Mosquitoes lullaby my body into disjointed, heat-stroked sleep. Clothing has acquired its own form of accursedness, stiffening in the wake of the naked ministrations of my hands under an infinitude of cold shower streams. Nothing I own has been laundered by anything but my own hands in months. The freshness of these cold, purposeful showers wilts the moment I step out of my towel into the suffocating, chewy humidity.

The heat is dizzying and oppressive, setting itself upon the undoing of effort. It is senseless to move quickly in such a climate, so one resigns oneself to the slowness that marks this gorgeous island nation. Adaptation reigns supreme.

The constant stares and "hello, where are you going? country?" have become as natural as the flocks of house crows that "caw, caw, caw" throughout the day, endemic as pigeons in Trafalgar Square.

My eyes are trained to the dark skins of my countrymen and women, no longer feeling isolated and strange in my whiteness. No, instead, I feel at ease, toting my umbrella everywhere like a proper Sinhalese woman, accompanied by her own personal cloud, blotting out this tiny spot of sun.

Translating for hours and hours today with our wonderful and generous beyond compare friend Pradeep, under his gentle encouragement I began to realize that I was reading Sinhala. Not well, not quickly. But reading it, nonetheless.

Do not misunderstand. This is not an easy country. Nothing is even slightly simple here. It is endlessly complicated, all of it. It is a nation that has been spared the savagery of Western Capitalism because of a long, bloody civil war. The irony is not lost on the World Bank and the IMF, both with their fingerprints all over the aid packages that swept in after the tsunami, determined (with the blessings of the Sri Lanka government) to convert this impoverished coastal paradise into another Maldives resort island, at the expense of the poor fisherfolk.

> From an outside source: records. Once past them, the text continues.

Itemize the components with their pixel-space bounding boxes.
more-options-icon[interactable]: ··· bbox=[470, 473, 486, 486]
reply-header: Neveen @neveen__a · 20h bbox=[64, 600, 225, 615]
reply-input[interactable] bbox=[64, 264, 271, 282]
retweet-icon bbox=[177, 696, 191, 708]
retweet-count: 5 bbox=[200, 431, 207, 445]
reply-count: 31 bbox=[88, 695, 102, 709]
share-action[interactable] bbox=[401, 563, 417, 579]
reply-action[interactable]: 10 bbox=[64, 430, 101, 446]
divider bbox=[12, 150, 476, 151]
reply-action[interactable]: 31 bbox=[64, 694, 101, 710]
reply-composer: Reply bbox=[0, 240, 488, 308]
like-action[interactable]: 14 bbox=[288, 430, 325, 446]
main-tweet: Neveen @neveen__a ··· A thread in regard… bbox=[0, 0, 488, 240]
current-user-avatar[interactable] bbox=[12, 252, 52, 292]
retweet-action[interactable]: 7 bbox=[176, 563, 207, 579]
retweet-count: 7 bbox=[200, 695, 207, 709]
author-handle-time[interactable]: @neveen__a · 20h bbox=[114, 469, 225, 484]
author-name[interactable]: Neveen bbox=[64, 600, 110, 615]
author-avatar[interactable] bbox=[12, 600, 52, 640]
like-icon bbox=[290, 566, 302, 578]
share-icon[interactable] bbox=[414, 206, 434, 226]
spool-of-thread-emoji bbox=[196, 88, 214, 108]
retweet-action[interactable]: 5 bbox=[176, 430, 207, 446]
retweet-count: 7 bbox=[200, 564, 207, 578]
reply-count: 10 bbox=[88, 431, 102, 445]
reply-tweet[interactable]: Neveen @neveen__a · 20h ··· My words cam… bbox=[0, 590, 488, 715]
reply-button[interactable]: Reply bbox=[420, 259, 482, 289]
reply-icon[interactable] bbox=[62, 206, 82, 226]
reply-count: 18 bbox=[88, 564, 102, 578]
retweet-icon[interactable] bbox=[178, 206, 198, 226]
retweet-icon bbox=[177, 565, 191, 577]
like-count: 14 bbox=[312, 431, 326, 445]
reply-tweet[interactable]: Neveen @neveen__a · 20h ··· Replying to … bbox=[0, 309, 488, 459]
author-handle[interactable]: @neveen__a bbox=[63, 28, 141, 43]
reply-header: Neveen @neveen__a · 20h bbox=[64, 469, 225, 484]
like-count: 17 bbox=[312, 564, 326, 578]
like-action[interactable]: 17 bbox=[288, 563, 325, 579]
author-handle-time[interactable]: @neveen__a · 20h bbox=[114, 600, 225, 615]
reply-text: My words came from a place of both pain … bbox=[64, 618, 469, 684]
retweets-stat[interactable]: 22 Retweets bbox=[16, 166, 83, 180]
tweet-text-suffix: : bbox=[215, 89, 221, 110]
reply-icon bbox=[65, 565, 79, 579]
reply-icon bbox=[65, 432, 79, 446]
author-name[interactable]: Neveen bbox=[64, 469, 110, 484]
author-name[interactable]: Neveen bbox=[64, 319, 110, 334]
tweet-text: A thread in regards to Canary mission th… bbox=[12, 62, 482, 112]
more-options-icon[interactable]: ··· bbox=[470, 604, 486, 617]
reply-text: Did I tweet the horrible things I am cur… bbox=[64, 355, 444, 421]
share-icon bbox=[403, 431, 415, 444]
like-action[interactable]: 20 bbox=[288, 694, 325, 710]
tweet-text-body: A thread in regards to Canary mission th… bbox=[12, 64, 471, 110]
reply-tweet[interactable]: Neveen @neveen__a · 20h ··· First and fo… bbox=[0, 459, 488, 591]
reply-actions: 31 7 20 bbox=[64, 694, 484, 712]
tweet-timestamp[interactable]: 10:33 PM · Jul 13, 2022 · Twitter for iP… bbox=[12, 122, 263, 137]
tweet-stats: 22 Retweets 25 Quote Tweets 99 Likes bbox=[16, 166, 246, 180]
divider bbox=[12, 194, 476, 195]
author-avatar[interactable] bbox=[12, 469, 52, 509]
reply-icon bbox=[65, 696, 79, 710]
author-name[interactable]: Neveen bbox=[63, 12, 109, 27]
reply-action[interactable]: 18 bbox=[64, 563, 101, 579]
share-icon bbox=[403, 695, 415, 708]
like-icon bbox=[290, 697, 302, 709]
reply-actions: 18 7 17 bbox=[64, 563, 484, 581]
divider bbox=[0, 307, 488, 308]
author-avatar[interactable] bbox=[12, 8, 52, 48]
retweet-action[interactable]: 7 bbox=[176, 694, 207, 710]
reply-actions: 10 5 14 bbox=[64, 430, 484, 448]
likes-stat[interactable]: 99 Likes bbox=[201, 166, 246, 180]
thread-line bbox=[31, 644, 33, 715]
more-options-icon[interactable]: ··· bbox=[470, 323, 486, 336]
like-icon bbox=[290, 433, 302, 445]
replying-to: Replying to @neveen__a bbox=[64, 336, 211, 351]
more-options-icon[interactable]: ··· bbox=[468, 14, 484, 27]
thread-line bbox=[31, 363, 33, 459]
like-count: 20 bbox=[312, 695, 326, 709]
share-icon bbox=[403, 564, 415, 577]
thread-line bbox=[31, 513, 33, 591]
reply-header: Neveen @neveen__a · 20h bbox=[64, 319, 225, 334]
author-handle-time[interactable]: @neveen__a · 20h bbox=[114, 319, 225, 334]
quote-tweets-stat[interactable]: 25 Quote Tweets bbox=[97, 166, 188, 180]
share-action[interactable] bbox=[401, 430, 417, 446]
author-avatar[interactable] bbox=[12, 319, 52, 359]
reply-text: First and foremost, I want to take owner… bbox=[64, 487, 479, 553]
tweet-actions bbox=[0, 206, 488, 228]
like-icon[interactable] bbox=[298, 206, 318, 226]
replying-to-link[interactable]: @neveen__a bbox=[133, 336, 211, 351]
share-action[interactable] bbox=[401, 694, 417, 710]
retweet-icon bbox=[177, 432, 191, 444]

Confusion reigns supreme, as the reality of each player in this enormous mess of opportunism and dispossession has surfaced. It is ugly, and unfair, but then so are so many of the things in life that we have already accepted as "just life."

Each one of us, with our American passports and our white skin, represents a world of opportunity to these people. We are each considered a one-on-one aid organization, and it is precious and rare to meet anyone who does not ask at some point for some sort of assistance. Not something as tangible as money. That would be too easy. People want jobs, and they want a ticket out of this place.

And they are willing to work harder than anyone to make life easier for those who stay behind.

You can never know what opportunity is, until you see entire nations that suffer a complete lack of it. Until you learn to love people who can never see what you've seen and done what you've done, by the simple virtue of unlucky geographic circumstances.

I am beginning to think that the only real sin in life is to do nothing with the opportunity that you have been given by the grace of birth in a prosperous nation.

Then again, the land of opportunity has driven me into the arms of every developing nation I can get to. So what does that say about me? I am either very foolish or very crazy, and quite likely both.

I can live with that. I guess I have to.


amycue said...

I am so glad you are there and not me - you are able to make your surroundings come to life and I feel honored to share them from far-away. Thanks for sharing!

Kathy Hernandez said...

Shortly after our conversation the package you mentioned arrived. It was pretty battered, looked like it had gone through quite a few adventures. Thank you so much for thinking of us as you travel.